The approval by the Union Cabinet in July 2020 of India’s new National Education Policy 2020 (NEP 2020) has filled me with hope for India’s youth. The NEP 2020 aims to create an education system that is more student-centric, giving flexibility to students to pursue their passion while at the same time enhancing their skills. If implemented properly, this policy will ultimately enable our youth to become more employable.

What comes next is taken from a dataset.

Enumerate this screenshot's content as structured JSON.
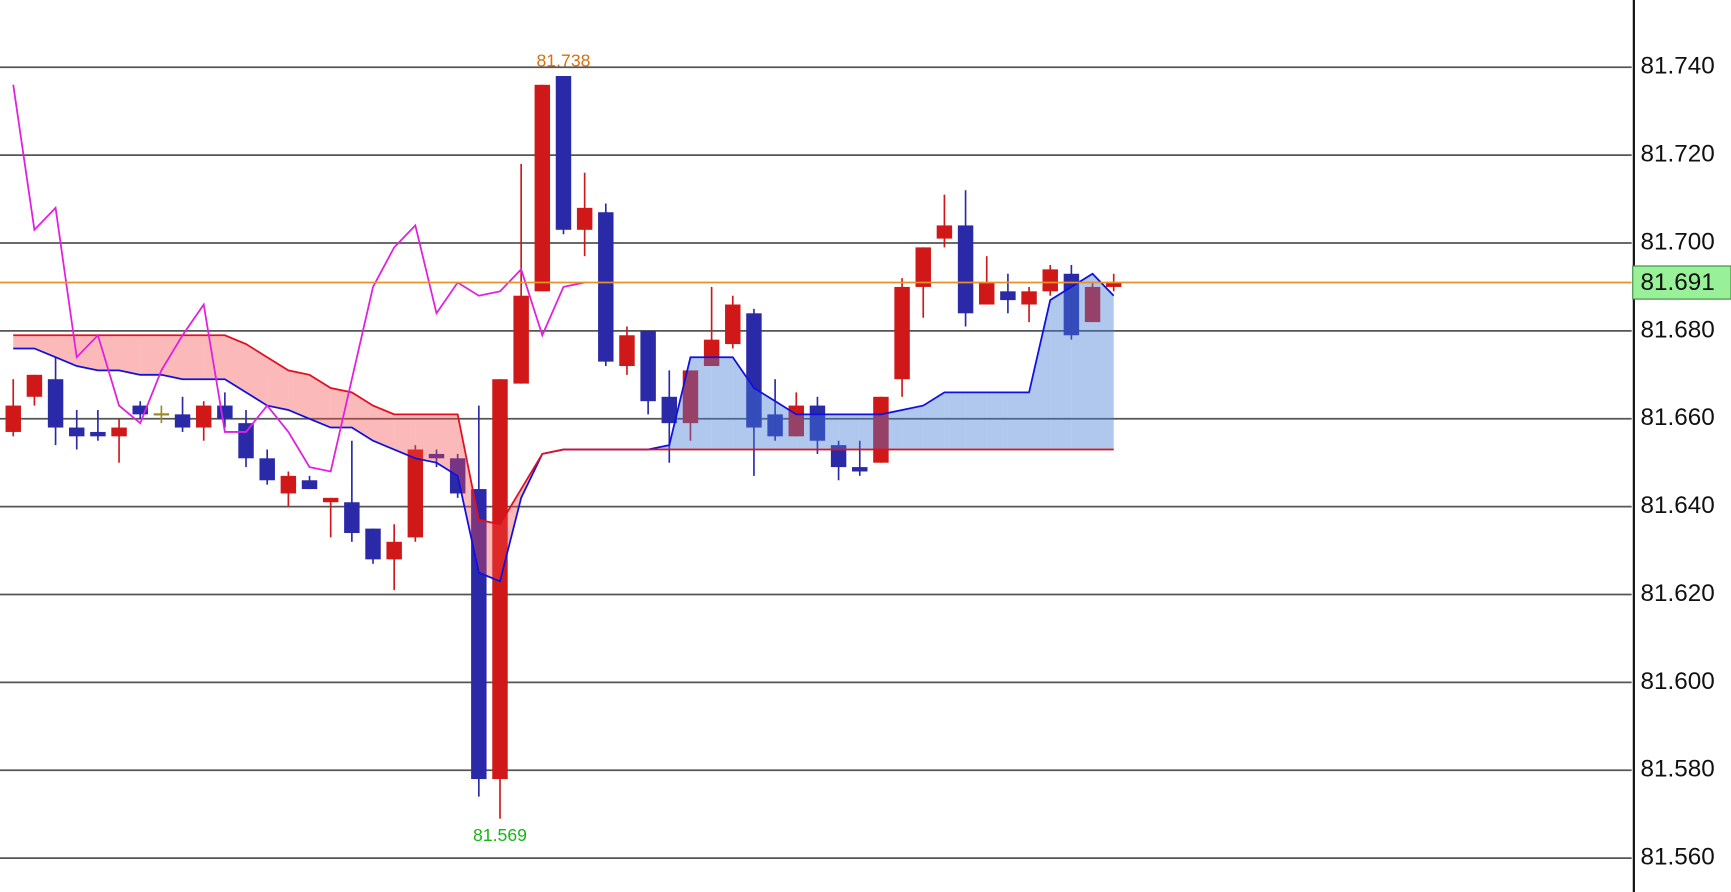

Since its launch, the new policy has been met with some criticism, despite it being hard to argue that the approach to education in India, which had been stagnant since 1986 (over 34 years!), needed a serious overhaul. However, I believe that this policy will open new doors for our youth. Not simply because it introduces an approach that is new, but because it introduces an approach that has already proven to be quite successful in other countries. I experienced it first-hand at  Ecole hôtelière de Lausanne (EHL)  in Switzerland, the world leading hospitality management university, where their dual education approach (combining practical and theoretical learning) results in very high youth employment rates. A quick note to those who might hold the opinion that what works in other countries does/may not work in India – agreed, however we are not talking about verbatim application of a potential solution here; we must learn from others and contextualize for local application as long as the contextualization does not lead us to create nothing beyond a repackaging of what we have been applying for the last several decades and which clearly is not producing the desired outcomes.